The second most sensitive parameter for the Large winery is the mass of the empty wine bottle. While the impacts of transportation are minimized due to the location of the bottle manufacturer in a neighboring town, the impacts associated with transportation are still dependent on the mass of the bottle, as is the production of the glass in the first place. The lightest bottle used by the Small and Large wineries has a mass of 425 g, which is slightly lighter than the masses given in previously published studies. This is due to the design by the manufacturing company, which advertises an “eco-glass” product line of bottles that is lighter than conventional glass (Waterloo Container, Waterloo, New York, NY, USA). The Small winery explicitly mentioned the “eco-glass” line of bottles from this manufacturer as the source of their product, which has the same mass as the bottle weighed on-site at the Large winery. Therefore, it is assumed that the bottles used by the Large winery are also from this product line and are already lighter than conventional bottles. When the impacts associated with a finished bottle of wine are calculated using the minimum value for the mass of the glass bottle, they are 3.37% lower than the baseline impact, whereas if the maximum bottle mass is used, the impacts increase by 5.05% (
Figure 10). In order to minimize impacts associated with the mass of the wine bottle, the lightest viable option should be the one selected.

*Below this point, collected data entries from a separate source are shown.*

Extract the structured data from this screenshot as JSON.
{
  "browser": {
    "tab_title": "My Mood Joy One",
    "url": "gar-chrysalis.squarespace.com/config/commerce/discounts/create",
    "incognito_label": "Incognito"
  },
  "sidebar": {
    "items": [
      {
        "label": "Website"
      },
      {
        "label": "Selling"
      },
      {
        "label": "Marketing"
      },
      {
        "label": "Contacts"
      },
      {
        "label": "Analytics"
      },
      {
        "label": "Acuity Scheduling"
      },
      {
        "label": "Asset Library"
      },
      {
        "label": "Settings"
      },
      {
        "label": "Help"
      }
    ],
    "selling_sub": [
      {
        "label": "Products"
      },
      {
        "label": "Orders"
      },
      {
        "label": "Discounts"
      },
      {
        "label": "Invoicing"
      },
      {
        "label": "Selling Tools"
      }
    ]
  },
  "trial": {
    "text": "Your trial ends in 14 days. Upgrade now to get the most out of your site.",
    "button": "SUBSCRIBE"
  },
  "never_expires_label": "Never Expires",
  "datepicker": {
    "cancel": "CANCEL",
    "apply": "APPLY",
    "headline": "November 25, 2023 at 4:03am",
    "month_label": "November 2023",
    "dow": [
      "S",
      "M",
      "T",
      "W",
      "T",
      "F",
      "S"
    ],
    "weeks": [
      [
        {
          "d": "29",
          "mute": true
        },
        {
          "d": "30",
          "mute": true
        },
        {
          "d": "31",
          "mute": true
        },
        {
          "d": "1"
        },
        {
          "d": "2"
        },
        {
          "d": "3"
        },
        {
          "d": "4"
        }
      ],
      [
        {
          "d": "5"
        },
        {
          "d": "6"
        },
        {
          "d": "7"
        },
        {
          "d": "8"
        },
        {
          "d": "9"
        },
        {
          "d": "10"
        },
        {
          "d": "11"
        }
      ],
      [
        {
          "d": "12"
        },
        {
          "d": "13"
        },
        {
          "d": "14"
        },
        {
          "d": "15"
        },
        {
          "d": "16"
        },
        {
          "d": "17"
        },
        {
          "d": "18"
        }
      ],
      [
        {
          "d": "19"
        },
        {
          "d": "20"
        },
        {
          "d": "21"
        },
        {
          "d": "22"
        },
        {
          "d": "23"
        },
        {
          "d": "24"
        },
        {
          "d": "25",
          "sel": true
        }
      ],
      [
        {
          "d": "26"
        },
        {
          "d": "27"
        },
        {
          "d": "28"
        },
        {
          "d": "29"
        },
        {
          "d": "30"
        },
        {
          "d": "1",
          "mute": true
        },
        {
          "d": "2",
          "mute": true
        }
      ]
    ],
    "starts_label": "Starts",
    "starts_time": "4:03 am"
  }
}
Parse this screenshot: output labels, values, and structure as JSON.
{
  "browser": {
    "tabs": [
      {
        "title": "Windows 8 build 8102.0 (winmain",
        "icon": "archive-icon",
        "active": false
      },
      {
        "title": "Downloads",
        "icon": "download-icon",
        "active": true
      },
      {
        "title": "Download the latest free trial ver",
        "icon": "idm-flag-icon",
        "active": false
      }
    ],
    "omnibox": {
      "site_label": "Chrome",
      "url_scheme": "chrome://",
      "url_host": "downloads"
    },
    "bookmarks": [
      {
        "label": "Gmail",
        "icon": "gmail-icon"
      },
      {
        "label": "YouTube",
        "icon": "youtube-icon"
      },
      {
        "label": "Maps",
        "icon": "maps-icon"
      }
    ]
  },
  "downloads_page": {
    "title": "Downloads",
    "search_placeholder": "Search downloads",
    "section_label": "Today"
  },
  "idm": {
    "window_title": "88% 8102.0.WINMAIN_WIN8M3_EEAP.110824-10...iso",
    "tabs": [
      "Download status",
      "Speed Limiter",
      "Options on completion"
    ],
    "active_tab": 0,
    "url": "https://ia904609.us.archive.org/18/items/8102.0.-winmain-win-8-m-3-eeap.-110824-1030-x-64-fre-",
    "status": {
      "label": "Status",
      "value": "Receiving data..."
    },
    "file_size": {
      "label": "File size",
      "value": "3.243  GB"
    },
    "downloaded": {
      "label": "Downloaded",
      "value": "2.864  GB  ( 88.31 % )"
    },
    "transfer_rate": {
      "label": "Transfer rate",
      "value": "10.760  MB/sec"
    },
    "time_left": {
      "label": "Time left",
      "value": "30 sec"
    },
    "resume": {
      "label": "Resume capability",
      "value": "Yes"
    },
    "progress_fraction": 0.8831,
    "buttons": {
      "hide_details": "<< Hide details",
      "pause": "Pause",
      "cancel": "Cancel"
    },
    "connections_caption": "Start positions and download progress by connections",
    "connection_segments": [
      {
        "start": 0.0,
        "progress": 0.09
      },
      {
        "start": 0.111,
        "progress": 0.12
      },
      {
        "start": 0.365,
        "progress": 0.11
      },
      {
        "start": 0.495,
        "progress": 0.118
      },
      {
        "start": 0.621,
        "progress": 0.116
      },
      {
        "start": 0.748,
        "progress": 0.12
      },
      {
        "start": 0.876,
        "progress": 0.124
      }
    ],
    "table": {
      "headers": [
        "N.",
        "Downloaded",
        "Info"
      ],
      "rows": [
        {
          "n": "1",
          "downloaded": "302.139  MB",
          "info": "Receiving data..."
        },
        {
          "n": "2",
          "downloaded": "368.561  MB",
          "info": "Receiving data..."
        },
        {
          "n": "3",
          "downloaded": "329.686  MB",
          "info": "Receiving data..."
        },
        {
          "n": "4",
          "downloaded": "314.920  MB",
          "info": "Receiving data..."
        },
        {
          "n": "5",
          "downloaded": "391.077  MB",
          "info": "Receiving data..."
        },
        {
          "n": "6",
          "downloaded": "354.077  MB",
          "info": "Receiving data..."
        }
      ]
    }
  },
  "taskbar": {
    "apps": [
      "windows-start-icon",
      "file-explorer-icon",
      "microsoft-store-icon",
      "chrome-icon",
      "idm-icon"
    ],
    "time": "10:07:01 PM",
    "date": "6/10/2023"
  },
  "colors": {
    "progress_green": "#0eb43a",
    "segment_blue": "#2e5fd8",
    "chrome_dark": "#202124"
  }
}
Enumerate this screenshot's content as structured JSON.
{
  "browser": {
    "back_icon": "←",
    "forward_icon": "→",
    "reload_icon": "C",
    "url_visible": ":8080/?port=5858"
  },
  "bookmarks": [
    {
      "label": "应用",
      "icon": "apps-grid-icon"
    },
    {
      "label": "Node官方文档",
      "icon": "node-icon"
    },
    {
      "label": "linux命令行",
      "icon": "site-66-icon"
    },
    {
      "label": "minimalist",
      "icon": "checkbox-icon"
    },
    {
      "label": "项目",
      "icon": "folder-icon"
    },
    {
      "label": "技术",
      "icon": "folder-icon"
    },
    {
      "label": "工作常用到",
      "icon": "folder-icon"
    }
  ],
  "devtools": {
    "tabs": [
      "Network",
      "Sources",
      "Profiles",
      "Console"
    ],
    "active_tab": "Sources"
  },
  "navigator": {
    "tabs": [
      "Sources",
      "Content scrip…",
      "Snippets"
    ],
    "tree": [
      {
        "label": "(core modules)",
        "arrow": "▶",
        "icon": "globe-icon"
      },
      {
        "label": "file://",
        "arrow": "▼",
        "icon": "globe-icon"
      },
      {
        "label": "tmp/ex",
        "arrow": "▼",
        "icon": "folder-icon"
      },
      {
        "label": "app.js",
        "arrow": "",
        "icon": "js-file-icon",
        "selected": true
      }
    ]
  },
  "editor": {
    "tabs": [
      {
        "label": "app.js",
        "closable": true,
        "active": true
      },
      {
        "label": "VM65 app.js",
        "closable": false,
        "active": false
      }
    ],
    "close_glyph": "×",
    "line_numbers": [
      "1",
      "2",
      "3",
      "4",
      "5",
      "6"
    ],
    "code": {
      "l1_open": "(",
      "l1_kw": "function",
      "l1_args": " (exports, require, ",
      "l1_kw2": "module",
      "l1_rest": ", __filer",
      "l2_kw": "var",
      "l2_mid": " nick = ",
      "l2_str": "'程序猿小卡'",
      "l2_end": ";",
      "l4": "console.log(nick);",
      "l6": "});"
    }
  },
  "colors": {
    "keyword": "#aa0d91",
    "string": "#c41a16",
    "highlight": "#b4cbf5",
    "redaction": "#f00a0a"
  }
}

The last three parameters which have considerable sensitivity for the Large winery are three of the same seen for the Small winery: the mass of grapes used in a single bottle of wine, the carbon footprint of electricity generated by solar panels, and the mass of Timothy hay used for fertilizer. The lower sensitivity to the impacts associated with solar energy are likely driven by the fact that the Large winery uses approximately 80% less electricity per bottle than the other two wineries studied. However, the Large winery does use propane for energy on site in addition to electricity from solar panels and diesel in vineyard equipment. For the use of Timothy hay for fertilizer, changing the amount used to its maximum or minimum value only results in an impact that is 2.65% higher or lower than baseline GHG emissions (
Figure 10). The minimum amount of hay needed to maintain reasonable nitrogen levels in the soil should be what is applied, but efforts to reduce the carbon footprint of wines from the Large winery should prioritize more sensitive parameters.